In May 2017, he endorsed Corbyn in the 2017 UK general election. He wrote in The Guardian: "So why will I be voting now? Jeremy Corbyn. It's not that I am naïve enough to believe that one man (who is, of course, powerless without the people that support him) can fundamentally alter the nature of British politics, or that I think that if Labour wins that the UK will suddenly reflect his personal political convictions, or even that I believe that the prime minister actually runs the country. However, for the first time in my adult life, and perhaps for the first time in British history, someone I would consider to be a fundamentally decent human being has a chance of being elected."

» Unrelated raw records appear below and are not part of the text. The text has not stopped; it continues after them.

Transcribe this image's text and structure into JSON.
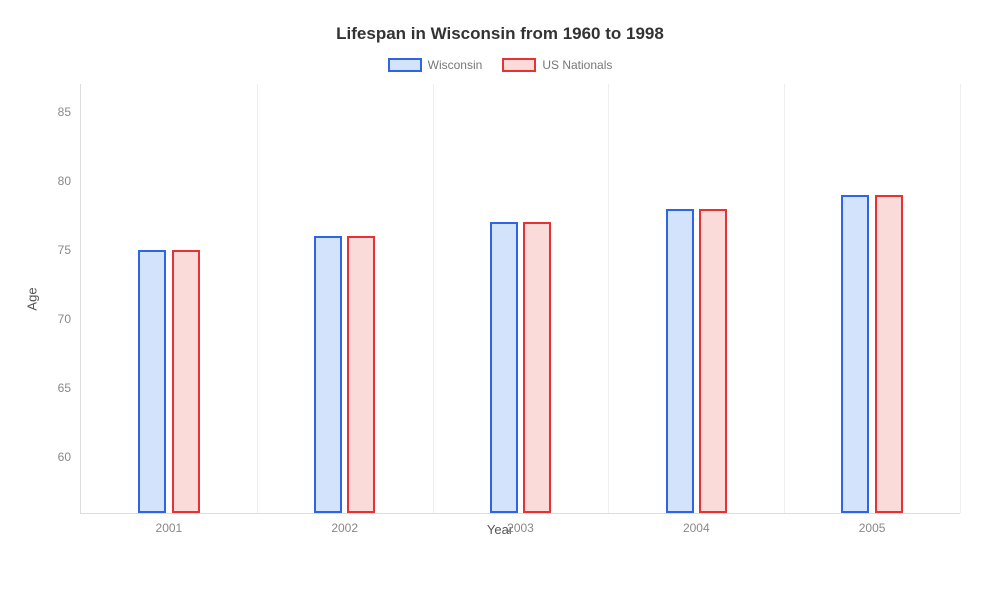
{
  "chart": {
    "type": "bar",
    "title": "Lifespan in Wisconsin from 1960 to 1998",
    "title_fontsize": 17,
    "title_color": "#333333",
    "background_color": "#ffffff",
    "xlabel": "Year",
    "ylabel": "Age",
    "axis_label_fontsize": 13,
    "axis_label_color": "#555555",
    "tick_fontsize": 12,
    "tick_color": "#888888",
    "legend_fontsize": 12,
    "legend_color": "#777777",
    "grid_color": "#eeeeee",
    "border_color": "#dddddd",
    "ylim": [
      57,
      88
    ],
    "yticks": [
      60,
      65,
      70,
      75,
      80,
      85
    ],
    "categories": [
      "2001",
      "2002",
      "2003",
      "2004",
      "2005"
    ],
    "bar_width_ratio": 0.16,
    "bar_gap_ratio": 0.03,
    "series": [
      {
        "name": "Wisconsin",
        "fill_color": "#d4e3fc",
        "border_color": "#2e64e6",
        "values": [
          76,
          77,
          78,
          79,
          80
        ]
      },
      {
        "name": "US Nationals",
        "fill_color": "#fbdada",
        "border_color": "#e63232",
        "values": [
          76,
          77,
          78,
          79,
          80
        ]
      }
    ]
  }
}
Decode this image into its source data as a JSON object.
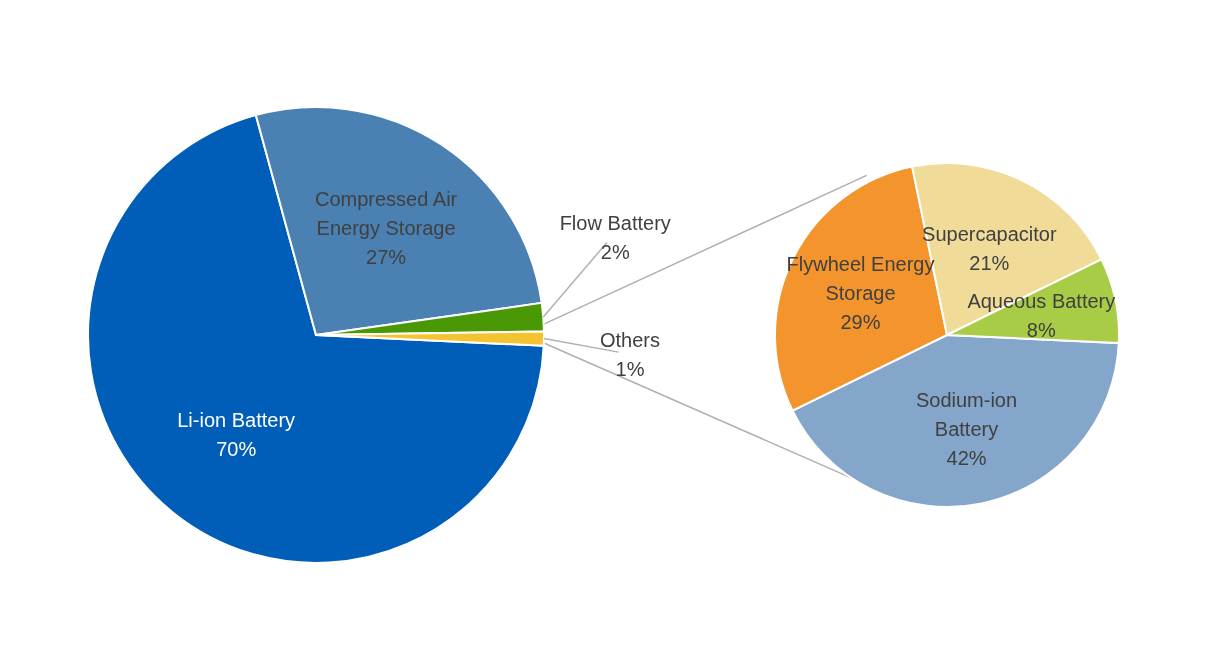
{
  "chart_data": [
    {
      "type": "pie",
      "categories": [
        "Li-ion Battery",
        "Compressed Air Energy Storage",
        "Flow Battery",
        "Others"
      ],
      "values": [
        70,
        27,
        2,
        1
      ],
      "colors": [
        "#005eb8",
        "#4a80b2",
        "#4a9806",
        "#f4c430"
      ],
      "value_labels": [
        "70%",
        "27%",
        "2%",
        "1%"
      ],
      "legend": false
    },
    {
      "type": "pie",
      "categories": [
        "Sodium-ion Battery",
        "Flywheel Energy Storage",
        "Supercapacitor",
        "Aqueous Battery"
      ],
      "values": [
        42,
        29,
        21,
        8
      ],
      "colors": [
        "#84a6cb",
        "#f3952c",
        "#f0dc98",
        "#a8cc45"
      ],
      "value_labels": [
        "42%",
        "29%",
        "21%",
        "8%"
      ],
      "legend": false
    }
  ]
}
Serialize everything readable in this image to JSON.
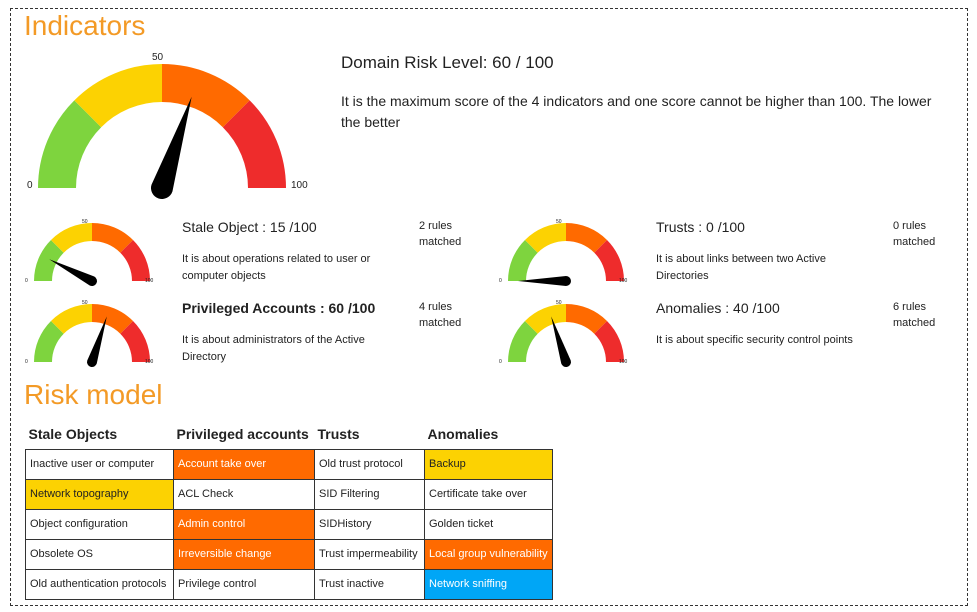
{
  "indicators_title": "Indicators",
  "main_gauge": {
    "score": 60,
    "label_min": "0",
    "label_mid": "50",
    "label_max": "100"
  },
  "domain": {
    "title": "Domain Risk Level: 60 / 100",
    "description": "It is the maximum score of the 4 indicators and one score cannot be higher than 100. The lower the better"
  },
  "small_gauge_labels": {
    "min": "0",
    "mid": "50",
    "max": "100"
  },
  "indicators": [
    {
      "title": "Stale Object : 15 /100",
      "score": 15,
      "description": "It is about operations related to user or computer objects",
      "rules": "2 rules matched"
    },
    {
      "title": "Trusts : 0 /100",
      "score": 0,
      "description": "It is about links between two Active Directories",
      "rules": "0 rules matched"
    },
    {
      "title": "Privileged Accounts : 60 /100",
      "score": 60,
      "description": "It is about administrators of the Active Directory",
      "rules": "4 rules matched"
    },
    {
      "title": "Anomalies : 40 /100",
      "score": 40,
      "description": "It is about specific security control points",
      "rules": "6 rules matched"
    }
  ],
  "risk_model_title": "Risk model",
  "colors": {
    "green": "#7ed43e",
    "yellow": "#fcd202",
    "orange": "#ff6a00",
    "red": "#ee2c2c",
    "blue": "#00a6f6",
    "title": "#f39a26"
  },
  "risk_model": {
    "headers": [
      "Stale Objects",
      "Privileged accounts",
      "Trusts",
      "Anomalies"
    ],
    "rows": [
      [
        {
          "text": "Inactive user or computer",
          "color": ""
        },
        {
          "text": "Account take over",
          "color": "orange"
        },
        {
          "text": "Old trust protocol",
          "color": ""
        },
        {
          "text": "Backup",
          "color": "yellow"
        }
      ],
      [
        {
          "text": "Network topography",
          "color": "yellow"
        },
        {
          "text": "ACL Check",
          "color": ""
        },
        {
          "text": "SID Filtering",
          "color": ""
        },
        {
          "text": "Certificate take over",
          "color": ""
        }
      ],
      [
        {
          "text": "Object configuration",
          "color": ""
        },
        {
          "text": "Admin control",
          "color": "orange"
        },
        {
          "text": "SIDHistory",
          "color": ""
        },
        {
          "text": "Golden ticket",
          "color": ""
        }
      ],
      [
        {
          "text": "Obsolete OS",
          "color": ""
        },
        {
          "text": "Irreversible change",
          "color": "orange"
        },
        {
          "text": "Trust impermeability",
          "color": ""
        },
        {
          "text": "Local group vulnerability",
          "color": "orange"
        }
      ],
      [
        {
          "text": "Old authentication protocols",
          "color": ""
        },
        {
          "text": "Privilege control",
          "color": ""
        },
        {
          "text": "Trust inactive",
          "color": ""
        },
        {
          "text": "Network sniffing",
          "color": "blue"
        }
      ]
    ]
  }
}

In November 2019, along with 34 other musicians, Daley signed a letter endorsing Corbyn in the 2019 UK general election with a call to end austerity.

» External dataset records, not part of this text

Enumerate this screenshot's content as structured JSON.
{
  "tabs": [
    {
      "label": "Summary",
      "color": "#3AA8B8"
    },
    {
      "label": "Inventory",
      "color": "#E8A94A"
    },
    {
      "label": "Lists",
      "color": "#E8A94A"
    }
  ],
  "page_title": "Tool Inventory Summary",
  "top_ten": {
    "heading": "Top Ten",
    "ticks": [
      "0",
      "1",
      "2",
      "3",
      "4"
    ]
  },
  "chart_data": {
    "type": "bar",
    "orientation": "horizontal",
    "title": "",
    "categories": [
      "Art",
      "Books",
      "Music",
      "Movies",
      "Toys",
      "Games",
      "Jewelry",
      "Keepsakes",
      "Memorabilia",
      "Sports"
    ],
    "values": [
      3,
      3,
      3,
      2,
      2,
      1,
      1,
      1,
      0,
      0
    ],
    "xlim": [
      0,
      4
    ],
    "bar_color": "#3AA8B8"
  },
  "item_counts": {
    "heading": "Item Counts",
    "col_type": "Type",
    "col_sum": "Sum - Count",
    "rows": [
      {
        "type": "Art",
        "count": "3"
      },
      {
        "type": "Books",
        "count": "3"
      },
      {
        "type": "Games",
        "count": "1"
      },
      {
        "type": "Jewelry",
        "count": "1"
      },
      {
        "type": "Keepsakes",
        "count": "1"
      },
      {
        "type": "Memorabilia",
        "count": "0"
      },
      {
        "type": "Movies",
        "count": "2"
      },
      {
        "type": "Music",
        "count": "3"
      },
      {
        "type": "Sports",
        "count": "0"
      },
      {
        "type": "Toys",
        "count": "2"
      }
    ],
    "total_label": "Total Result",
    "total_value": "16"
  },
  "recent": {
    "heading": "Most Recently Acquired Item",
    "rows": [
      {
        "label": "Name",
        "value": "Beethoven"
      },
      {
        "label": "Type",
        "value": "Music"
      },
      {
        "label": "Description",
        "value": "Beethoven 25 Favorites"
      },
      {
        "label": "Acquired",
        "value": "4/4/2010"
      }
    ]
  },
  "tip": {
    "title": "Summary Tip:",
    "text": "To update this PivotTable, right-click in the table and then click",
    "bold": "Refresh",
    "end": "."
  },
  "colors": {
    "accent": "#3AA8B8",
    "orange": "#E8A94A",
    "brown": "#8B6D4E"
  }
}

Daley acknowledges institutionalised racism: "My analysis of institutionalised racism is not 'oh, this is an excuse to fail' – quite the opposite. The earlier you're aware of the hurdles, the easier they are to jump over."

==Lectures, speeches and interviews==

===Lectures===
Daley has given guest lectures at East 15 Acting School, University of Essex, Manchester Metropolitan University, Sydney University, Sheffield Hallam University, Cardiff University, and the International Slavery Museum, as well as a workshop on songwriting at the School of Oriental and African Studies. He has also spoken at the Oxford Union. He has also been involved in campaigns to "decolonise" the curriculum including giving a talk at the University of Leicester.

==Activism==
===The Hip-hop Shakespeare Company===
Founded in 2009 by Daley, The Hip-hop Shakespeare Company (THSC) is a music theatre production company aimed at exploring the social, cultural and linguistic parallels between the works of William Shakespeare and that of modern day hip-hop artists.

==Discography==
===Albums===

| Album Information |
|---|
| It's Not a Rumour Released: 1 May 2006; Singles: "Roll Wid Us" "Bullshit" "The Edge" "Shakespeare"; |
| Freedom Lasso Released: 1 October 2007; Singles: "Bit By Bit" "Freedom Lasso" "Electro Livin" "Comedy Tragedy History"; |
| DoubleThink Released: 3 May 2010; Singles: "XXL" "Yours and My Children" "Find No Enemy"; |
| The Thieves Banquet Released: 27 May 2013; Singles: "Lose Myself" "Malcolm Said It"; |
| Knowledge Is Power II Released: 30 March 2015; Singles: "Mr. Fire in the Booth" "Murder Runs the Globe"; |

===Compilation===

| Album Information |
|---|
| 10 Years of Akala Released: 23 September 2016; Singles: "Giants"; |

===EPs===

| EP Information |
|---|
| Acoustic Remixes - EP Released: 13 October 2008; |
| Visions - EP Released: 28 July 2017; |

===Mixtapes===

| Mixtape Information |
|---|
| The War Mixtape Released: 1 August 2004; Singles: "Welcome to England" "War"; |
| A Little Darker (with Ms. Dynamite) Released: 4 September 2006; |
| The War Mixtape Vol. 2 Released: 22 September 2008; |
| Knowledge Is Power Volume 1 Released: 28 May 2012; |

===Singles===
- "Welcome to England" (2003)
- "War" (2004)
- "Roll Wid Us" (2005) – UK No. 72
- "Bullshit" (2005)
- "The Edge" (featuring Niara) (2006)
- "Dat Boy Akala" (featuring Low Deep) (2006)
- "Shakespeare" (2006)
- "Doin' Nuffin" / "Hold Your Head Up" (2006)
- "Bit By Bit" (2007)
- "Freedom Lasso" (2007)
- "Where I'm From" (2007)
- "Comedy Tragedy History" (2008)
- "XXL" (2010)
- "Yours and My Children" (2010)
- "Find No Enemy" (2011)
- "Lose Myself" (featuring Josh Osho) (2013)
- "Mr. Fire in the Booth" (2015)
- "Giants" (featuring Kabaka Pyramid & Marshall) (2016)

==Songs used in other media==
- The song "Roll Wid Us", was used in the 2006 British film Kidulthood.
- The song "The Edge", from It's Not A Rumour, was used in the NBA 2K10 video game.
- The song "Shakespeare" was used on a Channel 4 advert for their Street Summer.